The Study Team explicitly rejects the idea that this should be based on detailed rules: the whole point is that the relationship should be based on trust and openness.
That trust is seen as part of a transparent relationship which is built and maintained, and where there is continuity.
In return the revenue authority would apply its risk management procedures in a way which recognises the value of the enhanced relationship and gives the taxpayer early certainty on tax liabilities.
It will also be commercial and proportional in its dealings with the taxpayer, displaying an understanding of their business.
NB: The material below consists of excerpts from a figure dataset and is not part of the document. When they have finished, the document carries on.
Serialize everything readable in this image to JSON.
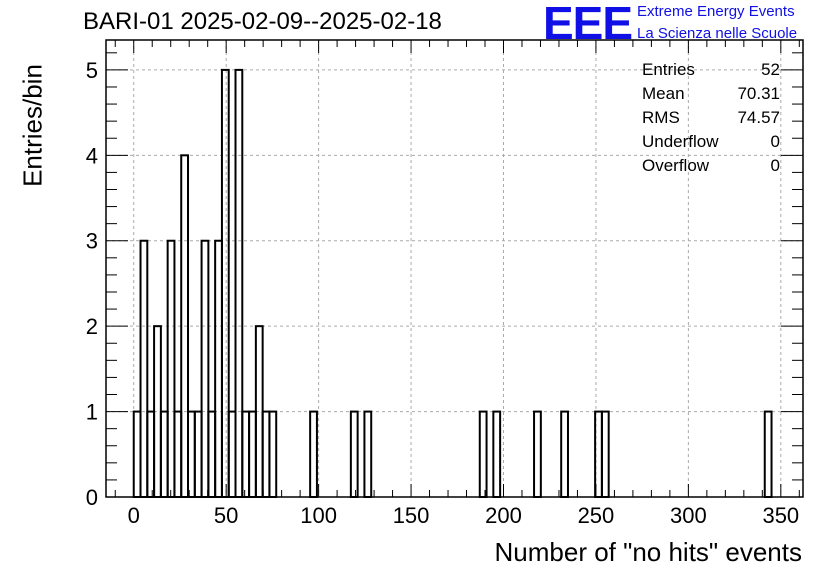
{
  "chart_data": {
    "type": "bar",
    "title": "BARI-01 2025-02-09--2025-02-18",
    "xlabel": "Number of \"no hits\" events",
    "ylabel": "Entries/bin",
    "xlim": [
      -15,
      362
    ],
    "ylim": [
      0,
      5.35
    ],
    "bin_width": 3.67,
    "x_ticks": [
      "0",
      "50",
      "100",
      "150",
      "200",
      "250",
      "300",
      "350"
    ],
    "y_ticks": [
      "0",
      "1",
      "2",
      "3",
      "4",
      "5"
    ],
    "grid": true,
    "bins": [
      {
        "x": 0,
        "count": 1
      },
      {
        "x": 3.67,
        "count": 3
      },
      {
        "x": 7.34,
        "count": 1
      },
      {
        "x": 11.01,
        "count": 2
      },
      {
        "x": 14.68,
        "count": 1
      },
      {
        "x": 18.35,
        "count": 3
      },
      {
        "x": 22.02,
        "count": 1
      },
      {
        "x": 25.69,
        "count": 4
      },
      {
        "x": 29.36,
        "count": 1
      },
      {
        "x": 33.03,
        "count": 1
      },
      {
        "x": 36.7,
        "count": 3
      },
      {
        "x": 40.37,
        "count": 1
      },
      {
        "x": 44.04,
        "count": 3
      },
      {
        "x": 47.71,
        "count": 5
      },
      {
        "x": 51.38,
        "count": 1
      },
      {
        "x": 55.05,
        "count": 5
      },
      {
        "x": 58.72,
        "count": 1
      },
      {
        "x": 62.39,
        "count": 1
      },
      {
        "x": 66.06,
        "count": 2
      },
      {
        "x": 69.73,
        "count": 1
      },
      {
        "x": 73.4,
        "count": 1
      },
      {
        "x": 95.42,
        "count": 1
      },
      {
        "x": 117.44,
        "count": 1
      },
      {
        "x": 124.78,
        "count": 1
      },
      {
        "x": 187.17,
        "count": 1
      },
      {
        "x": 194.51,
        "count": 1
      },
      {
        "x": 216.53,
        "count": 1
      },
      {
        "x": 231.21,
        "count": 1
      },
      {
        "x": 249.56,
        "count": 1
      },
      {
        "x": 253.23,
        "count": 1
      },
      {
        "x": 341.31,
        "count": 1
      }
    ],
    "stats": {
      "entries_label": "Entries",
      "entries": "52",
      "mean_label": "Mean",
      "mean": "70.31",
      "rms_label": "RMS",
      "rms": "74.57",
      "underflow_label": "Underflow",
      "underflow": "0",
      "overflow_label": "Overflow",
      "overflow": "0"
    }
  },
  "logo": {
    "mark": "EEE",
    "line1": "Extreme Energy Events",
    "line2": "La Scienza nelle Scuole",
    "color": "#1010e6"
  }
}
Large corporate taxpayers should benefit in particular from early certainty on the tax effect of complex transactions.
The turnaround from the Seoul Declaration to this vision of an enhanced relationship is dramatic, and credit for it has to go to HMRC, and to the Study Team led by Chris Davidson.
If it had been led by a different tax authority, it is quite possible that we would be looking at a document proposing the mandatory OECD-wide registration of tax advisers with their national authorities, giving them the right to prevent us practising.
There are still plenty of problems to face, not least the way in which this can be implemented for personal taxpayers and smaller businesses.
There is a real divide opening up between the treatment of the largest taxpayers and the rest of us, which has the potential to derail this vision; and I have to point out that creating enhanced relationships will initially require significant additional HMRC manpower before the benefits can be enjoyed, which cannot therefore be achieved at the same time as cutting a further 12,500 jobs.
But reading this report has left me feeling more optimistic about the future for the relationship between tax authorities and taxpayers than I have been for a long time.